Pour chacune des grandes dimensions de la qualité de vie, le Plan a pu dégager un indice synthétique des difficultés et affects négatifs à l’échelle nationale.
1-Il ressort que le logement est la première source d’affects négatifs chez les Marocains. Sur les 18 affects négatifs observés, 66% des sondés éprouvent entre 2 et 6 difficultés. Première source de malaise: les conditions de logement (qualité et espace de logements et services publics). A l’échelle nationale, le niveau moyen de satisfaction à l’égard du logement est de 4,7 sur 10.
2-Vient ensuite la qualité de vie ressentie dans le domaine de la santé. Sur 9 sources de malaise identifiées, 89% de la population éprouvent au moins quatre affects négatifs. Et la première source d’insatisfaction : l’accessibilité et la qualité des services de la santé. Le niveau moyen de satisfaction à l’égard des services de santé est de 3,4 sur 10.

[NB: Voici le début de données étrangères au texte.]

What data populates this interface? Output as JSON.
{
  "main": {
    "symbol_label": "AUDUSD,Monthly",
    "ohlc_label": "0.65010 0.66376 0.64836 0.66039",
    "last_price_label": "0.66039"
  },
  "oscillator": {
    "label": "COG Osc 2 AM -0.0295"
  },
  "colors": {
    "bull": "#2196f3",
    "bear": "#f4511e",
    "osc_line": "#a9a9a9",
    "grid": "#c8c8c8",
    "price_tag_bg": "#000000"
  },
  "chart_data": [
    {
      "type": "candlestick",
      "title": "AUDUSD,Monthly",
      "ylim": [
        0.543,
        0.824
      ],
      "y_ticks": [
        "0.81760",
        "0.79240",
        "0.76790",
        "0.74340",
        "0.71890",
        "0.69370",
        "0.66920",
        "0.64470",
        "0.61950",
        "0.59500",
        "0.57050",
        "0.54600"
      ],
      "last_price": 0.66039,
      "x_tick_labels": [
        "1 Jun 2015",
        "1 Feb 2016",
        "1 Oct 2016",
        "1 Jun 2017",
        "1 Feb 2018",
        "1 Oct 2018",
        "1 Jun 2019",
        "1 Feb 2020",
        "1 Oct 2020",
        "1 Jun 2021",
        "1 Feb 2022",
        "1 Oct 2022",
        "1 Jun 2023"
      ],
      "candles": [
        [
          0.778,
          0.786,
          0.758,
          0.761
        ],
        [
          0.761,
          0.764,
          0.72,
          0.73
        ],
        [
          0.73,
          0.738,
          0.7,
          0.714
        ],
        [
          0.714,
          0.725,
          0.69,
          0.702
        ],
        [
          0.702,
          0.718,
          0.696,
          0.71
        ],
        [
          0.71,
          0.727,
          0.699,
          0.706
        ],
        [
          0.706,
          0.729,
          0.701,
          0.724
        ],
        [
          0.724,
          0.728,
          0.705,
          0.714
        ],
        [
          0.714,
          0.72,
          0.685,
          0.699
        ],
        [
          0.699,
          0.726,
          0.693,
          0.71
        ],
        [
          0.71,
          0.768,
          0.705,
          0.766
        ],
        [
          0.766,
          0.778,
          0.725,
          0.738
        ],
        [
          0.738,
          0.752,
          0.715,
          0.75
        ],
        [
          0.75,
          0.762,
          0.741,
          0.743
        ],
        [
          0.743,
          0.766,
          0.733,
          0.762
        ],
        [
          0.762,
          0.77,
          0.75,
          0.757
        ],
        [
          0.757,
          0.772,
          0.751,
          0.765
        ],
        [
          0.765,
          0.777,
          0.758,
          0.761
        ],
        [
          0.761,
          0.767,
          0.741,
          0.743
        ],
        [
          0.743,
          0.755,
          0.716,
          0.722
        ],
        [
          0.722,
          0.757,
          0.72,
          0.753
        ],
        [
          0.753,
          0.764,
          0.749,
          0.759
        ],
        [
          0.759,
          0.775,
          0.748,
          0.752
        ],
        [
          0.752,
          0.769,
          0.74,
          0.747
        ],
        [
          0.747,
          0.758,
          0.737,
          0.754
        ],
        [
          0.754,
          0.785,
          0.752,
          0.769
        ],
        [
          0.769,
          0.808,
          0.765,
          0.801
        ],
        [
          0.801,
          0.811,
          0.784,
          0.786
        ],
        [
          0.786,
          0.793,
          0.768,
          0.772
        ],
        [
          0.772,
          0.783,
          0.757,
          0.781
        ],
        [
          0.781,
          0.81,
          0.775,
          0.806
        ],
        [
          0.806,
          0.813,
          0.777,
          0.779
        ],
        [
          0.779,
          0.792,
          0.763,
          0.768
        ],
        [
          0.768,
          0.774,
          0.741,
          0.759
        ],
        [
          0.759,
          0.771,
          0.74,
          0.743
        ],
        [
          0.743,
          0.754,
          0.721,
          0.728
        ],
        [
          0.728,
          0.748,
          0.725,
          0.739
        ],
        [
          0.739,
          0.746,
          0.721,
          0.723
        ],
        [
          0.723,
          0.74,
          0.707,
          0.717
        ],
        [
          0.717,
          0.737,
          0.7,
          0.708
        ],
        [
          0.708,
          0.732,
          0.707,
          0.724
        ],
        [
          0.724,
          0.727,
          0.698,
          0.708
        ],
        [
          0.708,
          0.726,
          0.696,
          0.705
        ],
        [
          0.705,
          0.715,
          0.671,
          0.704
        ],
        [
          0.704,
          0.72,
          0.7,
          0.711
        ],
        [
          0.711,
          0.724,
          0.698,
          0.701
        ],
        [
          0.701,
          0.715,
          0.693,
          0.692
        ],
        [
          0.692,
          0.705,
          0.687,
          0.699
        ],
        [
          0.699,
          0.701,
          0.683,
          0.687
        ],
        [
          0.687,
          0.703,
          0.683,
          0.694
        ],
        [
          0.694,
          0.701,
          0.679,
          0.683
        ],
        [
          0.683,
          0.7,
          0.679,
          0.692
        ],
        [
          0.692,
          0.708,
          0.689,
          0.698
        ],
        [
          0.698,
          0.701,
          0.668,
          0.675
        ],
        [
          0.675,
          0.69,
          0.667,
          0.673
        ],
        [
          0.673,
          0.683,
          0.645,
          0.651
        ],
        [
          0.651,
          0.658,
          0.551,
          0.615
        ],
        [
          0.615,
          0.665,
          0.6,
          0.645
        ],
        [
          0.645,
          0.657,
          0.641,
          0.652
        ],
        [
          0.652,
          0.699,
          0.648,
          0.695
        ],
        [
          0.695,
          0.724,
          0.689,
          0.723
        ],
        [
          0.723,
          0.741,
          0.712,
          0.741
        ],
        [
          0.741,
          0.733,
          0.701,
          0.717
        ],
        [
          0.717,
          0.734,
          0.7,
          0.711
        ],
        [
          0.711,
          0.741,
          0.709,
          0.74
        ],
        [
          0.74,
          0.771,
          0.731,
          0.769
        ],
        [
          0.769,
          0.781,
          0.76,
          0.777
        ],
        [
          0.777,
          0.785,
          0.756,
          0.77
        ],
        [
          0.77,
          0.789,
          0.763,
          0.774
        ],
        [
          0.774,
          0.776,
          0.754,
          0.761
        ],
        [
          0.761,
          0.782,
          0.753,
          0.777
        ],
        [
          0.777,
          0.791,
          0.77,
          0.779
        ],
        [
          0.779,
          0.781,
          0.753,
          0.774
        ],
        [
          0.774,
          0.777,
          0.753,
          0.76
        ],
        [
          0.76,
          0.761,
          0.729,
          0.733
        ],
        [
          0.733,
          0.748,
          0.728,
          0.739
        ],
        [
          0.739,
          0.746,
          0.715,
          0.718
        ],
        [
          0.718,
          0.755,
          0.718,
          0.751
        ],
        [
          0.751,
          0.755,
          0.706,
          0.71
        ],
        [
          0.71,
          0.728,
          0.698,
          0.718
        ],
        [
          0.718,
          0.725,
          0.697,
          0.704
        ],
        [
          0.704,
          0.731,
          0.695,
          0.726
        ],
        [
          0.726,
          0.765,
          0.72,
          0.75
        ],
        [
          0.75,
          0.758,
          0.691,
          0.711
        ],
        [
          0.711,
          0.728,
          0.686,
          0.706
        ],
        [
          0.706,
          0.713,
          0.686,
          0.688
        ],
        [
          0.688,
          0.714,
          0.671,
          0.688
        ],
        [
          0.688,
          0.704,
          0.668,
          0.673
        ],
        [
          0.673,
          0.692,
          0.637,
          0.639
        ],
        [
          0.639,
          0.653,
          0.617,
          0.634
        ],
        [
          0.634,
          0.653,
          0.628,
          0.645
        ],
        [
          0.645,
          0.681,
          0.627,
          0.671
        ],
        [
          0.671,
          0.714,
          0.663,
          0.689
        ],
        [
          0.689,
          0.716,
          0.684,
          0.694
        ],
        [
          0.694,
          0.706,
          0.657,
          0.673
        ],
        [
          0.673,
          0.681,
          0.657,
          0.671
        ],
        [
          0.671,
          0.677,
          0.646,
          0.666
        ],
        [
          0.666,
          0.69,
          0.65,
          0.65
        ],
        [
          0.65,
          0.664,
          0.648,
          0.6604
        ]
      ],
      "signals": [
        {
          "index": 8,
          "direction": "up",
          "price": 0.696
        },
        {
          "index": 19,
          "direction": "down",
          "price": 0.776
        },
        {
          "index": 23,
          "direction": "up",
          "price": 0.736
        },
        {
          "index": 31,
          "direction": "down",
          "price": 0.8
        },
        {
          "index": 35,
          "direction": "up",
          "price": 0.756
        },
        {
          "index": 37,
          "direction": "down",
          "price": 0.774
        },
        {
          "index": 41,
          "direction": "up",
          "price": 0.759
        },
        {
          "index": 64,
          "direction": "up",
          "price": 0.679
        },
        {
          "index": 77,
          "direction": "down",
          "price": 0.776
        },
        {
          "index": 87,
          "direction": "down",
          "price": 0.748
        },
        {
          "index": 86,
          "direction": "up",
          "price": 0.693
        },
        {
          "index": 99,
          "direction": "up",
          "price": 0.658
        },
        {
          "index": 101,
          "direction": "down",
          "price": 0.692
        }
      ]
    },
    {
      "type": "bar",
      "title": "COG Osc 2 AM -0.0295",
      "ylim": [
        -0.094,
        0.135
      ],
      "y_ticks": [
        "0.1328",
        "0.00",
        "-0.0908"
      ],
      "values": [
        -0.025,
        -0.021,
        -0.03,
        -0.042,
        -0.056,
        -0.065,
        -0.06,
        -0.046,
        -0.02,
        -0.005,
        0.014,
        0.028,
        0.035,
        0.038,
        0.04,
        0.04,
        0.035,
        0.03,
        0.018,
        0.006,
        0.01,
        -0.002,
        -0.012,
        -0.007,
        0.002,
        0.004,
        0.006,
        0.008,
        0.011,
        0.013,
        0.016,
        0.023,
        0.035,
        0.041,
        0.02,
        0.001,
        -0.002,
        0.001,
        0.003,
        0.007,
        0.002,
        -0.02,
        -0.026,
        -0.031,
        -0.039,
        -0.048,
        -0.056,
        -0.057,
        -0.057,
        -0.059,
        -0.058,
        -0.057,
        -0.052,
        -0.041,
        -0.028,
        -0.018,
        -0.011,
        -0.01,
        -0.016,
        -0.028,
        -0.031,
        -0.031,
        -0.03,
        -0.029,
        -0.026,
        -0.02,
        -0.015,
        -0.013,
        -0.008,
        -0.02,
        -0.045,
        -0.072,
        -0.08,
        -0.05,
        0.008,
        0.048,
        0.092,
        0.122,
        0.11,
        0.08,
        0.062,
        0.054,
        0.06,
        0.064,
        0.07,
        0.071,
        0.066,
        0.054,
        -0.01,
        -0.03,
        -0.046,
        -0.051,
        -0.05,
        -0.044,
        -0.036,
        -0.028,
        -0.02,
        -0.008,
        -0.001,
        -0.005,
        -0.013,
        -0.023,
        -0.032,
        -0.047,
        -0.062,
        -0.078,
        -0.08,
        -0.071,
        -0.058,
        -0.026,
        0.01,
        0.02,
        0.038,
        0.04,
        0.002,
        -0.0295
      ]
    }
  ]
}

3-L’éducation est la 3e source de préoccupation et d’affect des marocains. Sur 13 difficultés identifiées, 76% des Marocains en encourent entre 2 et 6. Première préoccupation: la disponibilité des infrastructures éducatives. La satisfaction globale à l’égard de l’éducation est de 4,3 sur 10.
4-Le bien-être au travail arrive en 4e position. 75% de la population ressent entre 2 et 6 affects négatifs liés au travail. En tête: l’insuffisance du revenu et la faible qualité du système de la retraite. La satisfaction globale à l’égard du travail est de 4,7 sur 10.
5- Le bien-être ressenti au sein de la famille et dans l’environnement sociétal est la 5e dimension primordiale de qualité de vie. Dans ce domaine, 61% de la population disent éprouver entre 4 et sources d’affects négatifs sur 26 affects identifiés. Au cœur des difficultés: la méfiance dans les institutions, et en premier lieu les partis politiques. Le niveau moyen de satisfaction global est de 4,5 sur 10.
6-La 6e dimension est celle du bien-être: la qualité perçue dans le domaine de la culture et des loisirs. La première source d’affect négatif réside ici encore dans l’accès aux activités sociales et de loisirs. 65% de la population éprouvent au moins 10 difficultés sur les 18 répertoriées dans ce domaine. La satisfaction globale évaluée par les sondés: 3,6 sur 10.
Pour améliorer le bien-être des Marocains, on sait désormais avec plus de précision dans quels domaines il faut agir, et par ordre de priorité.